A consumer group’s lag is the gap between the latest offset produced and the latest offset the group has committed — literally “how many messages are waiting.” It’s the honest measure of whether you’re keeping up, and it’s independent of how busy any single pod looks. Kafbat’s Kafka UI shows it per group:

Kafka UI — the notification-consumer group and its lag, the metric KEDA scales on

KEDA polls that number and turns it into a replica count. More backlog → more consumers, up to a ceiling; backlog cleared → scale back down; idle → zero.

The ScaledObject

The whole behavior is one Kubernetes object. You point it at the Deployment to scale (scaleTargetRef) and give it a trigger:

Terminal window
apiVersion: keda.sh/v1alpha1
kind: ScaledObject
metadata:
name: notification-consumer
spec:
scaleTargetRef:
name: notification-consumer
minReplicaCount: 0 # scale to zero when idle
maxReplicaCount: 10
triggers:
- type: kafka
metadata:
bootstrapServers: kafka:9092
consumerGroup: notification-consumer
topic: notification
lagThreshold: "5" # target ~5 lagging messages per replica
offsetResetPolicy: latest

lagThreshold is the target lag per replica. KEDA’s math is roughly desiredReplicas = ceil(totalLag / lagThreshold), capped at maxReplicaCount. With a threshold of 5 and a burst that leaves 1000 messages of lag, KEDA wants ceil(1000/5) = 200 but clamps to 10 — so it pins the consumer at the max until the backlog drains.

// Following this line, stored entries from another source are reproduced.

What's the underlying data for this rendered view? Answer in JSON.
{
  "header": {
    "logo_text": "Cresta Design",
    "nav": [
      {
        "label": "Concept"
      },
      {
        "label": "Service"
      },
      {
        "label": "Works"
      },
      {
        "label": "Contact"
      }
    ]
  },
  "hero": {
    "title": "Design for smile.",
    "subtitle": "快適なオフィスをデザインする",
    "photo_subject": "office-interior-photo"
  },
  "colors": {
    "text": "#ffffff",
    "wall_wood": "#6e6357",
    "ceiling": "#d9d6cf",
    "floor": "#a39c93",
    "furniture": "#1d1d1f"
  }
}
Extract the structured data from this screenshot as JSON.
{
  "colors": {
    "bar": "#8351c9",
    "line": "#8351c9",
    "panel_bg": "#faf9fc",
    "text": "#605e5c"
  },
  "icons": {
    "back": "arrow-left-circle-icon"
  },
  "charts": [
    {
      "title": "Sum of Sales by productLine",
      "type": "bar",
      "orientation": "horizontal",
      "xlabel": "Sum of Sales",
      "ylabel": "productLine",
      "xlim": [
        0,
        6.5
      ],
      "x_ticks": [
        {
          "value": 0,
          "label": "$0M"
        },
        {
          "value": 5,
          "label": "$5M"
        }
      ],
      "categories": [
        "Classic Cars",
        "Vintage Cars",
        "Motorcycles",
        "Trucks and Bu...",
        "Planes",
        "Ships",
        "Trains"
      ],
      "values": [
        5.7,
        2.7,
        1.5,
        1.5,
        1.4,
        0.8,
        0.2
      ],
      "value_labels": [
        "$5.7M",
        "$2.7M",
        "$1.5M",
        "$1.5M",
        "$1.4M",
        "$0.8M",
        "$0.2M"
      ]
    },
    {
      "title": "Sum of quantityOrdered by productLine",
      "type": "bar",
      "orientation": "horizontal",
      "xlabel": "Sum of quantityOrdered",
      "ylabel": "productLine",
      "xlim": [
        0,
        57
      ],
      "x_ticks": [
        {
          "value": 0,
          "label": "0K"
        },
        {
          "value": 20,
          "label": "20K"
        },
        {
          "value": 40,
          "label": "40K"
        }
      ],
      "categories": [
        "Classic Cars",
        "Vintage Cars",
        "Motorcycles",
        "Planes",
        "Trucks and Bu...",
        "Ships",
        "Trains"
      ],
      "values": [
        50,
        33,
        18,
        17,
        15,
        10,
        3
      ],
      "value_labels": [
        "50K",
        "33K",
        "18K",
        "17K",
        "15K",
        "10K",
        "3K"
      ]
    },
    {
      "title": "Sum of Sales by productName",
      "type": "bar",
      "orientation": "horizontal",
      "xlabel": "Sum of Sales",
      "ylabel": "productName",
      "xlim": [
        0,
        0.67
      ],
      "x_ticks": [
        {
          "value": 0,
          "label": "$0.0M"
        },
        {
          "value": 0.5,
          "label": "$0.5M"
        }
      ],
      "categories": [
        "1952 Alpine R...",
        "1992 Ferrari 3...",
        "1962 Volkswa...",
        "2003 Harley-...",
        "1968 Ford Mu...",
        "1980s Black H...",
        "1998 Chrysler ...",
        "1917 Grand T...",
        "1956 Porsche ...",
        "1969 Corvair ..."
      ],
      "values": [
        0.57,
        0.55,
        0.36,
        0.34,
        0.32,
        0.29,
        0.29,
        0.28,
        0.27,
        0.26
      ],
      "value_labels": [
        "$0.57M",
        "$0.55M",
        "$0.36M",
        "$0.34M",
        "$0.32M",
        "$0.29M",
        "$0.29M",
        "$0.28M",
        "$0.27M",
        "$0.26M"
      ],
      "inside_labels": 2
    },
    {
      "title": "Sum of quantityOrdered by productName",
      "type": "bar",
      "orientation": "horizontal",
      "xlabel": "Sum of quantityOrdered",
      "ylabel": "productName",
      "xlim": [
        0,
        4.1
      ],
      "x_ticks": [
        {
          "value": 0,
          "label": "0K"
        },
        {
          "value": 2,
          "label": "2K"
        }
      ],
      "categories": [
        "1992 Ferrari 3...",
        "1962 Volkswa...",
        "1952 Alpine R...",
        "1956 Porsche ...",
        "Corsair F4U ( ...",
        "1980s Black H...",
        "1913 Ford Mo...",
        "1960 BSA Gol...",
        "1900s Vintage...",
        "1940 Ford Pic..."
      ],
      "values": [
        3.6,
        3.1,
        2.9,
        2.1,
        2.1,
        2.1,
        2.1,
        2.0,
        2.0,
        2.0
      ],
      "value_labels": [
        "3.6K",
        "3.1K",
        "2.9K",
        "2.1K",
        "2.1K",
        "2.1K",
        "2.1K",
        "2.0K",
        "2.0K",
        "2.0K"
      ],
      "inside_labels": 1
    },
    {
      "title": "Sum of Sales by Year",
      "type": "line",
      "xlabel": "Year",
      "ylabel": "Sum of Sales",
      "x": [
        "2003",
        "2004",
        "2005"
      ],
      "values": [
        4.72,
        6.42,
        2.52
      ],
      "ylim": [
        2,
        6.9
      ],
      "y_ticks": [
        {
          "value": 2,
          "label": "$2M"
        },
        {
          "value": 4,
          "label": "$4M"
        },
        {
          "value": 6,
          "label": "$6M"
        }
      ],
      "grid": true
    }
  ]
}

Behind the scenes KEDA creates and manages a regular HPA for the non-zero range, and handles the 0↔1 transition itself (the HPA can’t scale to or from zero). Two details make the demo work cleanly:

  • The consumer Deployment omits its own replicas when KEDA is enabled, so it doesn’t fight the ScaledObject over the count.
  • minReplicaCount: 0 means that with an empty topic there are no consumer pods running at all — the pipeline costs nothing when there’s nothing to do.

Watching it scale

Install KEDA and the charts on minikube (make keda && make load && make install-all), then watch the consumer pods and what KEDA sees:

Terminal window
kubectl get pods -l app.kubernetes.io/component=consumer -w
kubectl get scaledobject

Hit Send 1000 on the producer, and the consumer goes from zero to its ceiling, drains the backlog, then a few minutes later (KEDA’s cooldown) scales back to zero.

What it costs

KEDA is a light dependency as these things go — one operator, and ScaledObjects are just CRDs alongside your Deployments — but it isn’t free:

  • It’s another controller in the cluster, plus a metrics-adapter pod. One more thing to upgrade and watch.
  • Scale-to-zero means cold starts. The first message after an idle period waits for a pod to schedule, pull, and join the consumer group before anything is processed. Fine for background notifications; think hard about it for latency-sensitive work.
  • The trigger needs credentials and network to the source. Here Kafka is in-cluster and unauthenticated; in production the Kafka trigger needs a TriggerAuthentication with SASL/TLS, which is its own bit of setup.
  • Thresholds are a tuning problem. Too low and you thrash pods on every trickle of traffic; too high and you stay behind. lagThreshold is a real knob you have to set against actual traffic.

The payoff is that the thing doing the work scales on the size of the work, and disappears when there’s none — which is exactly what a queue consumer should do, and exactly what CPU-based autoscaling can’t express.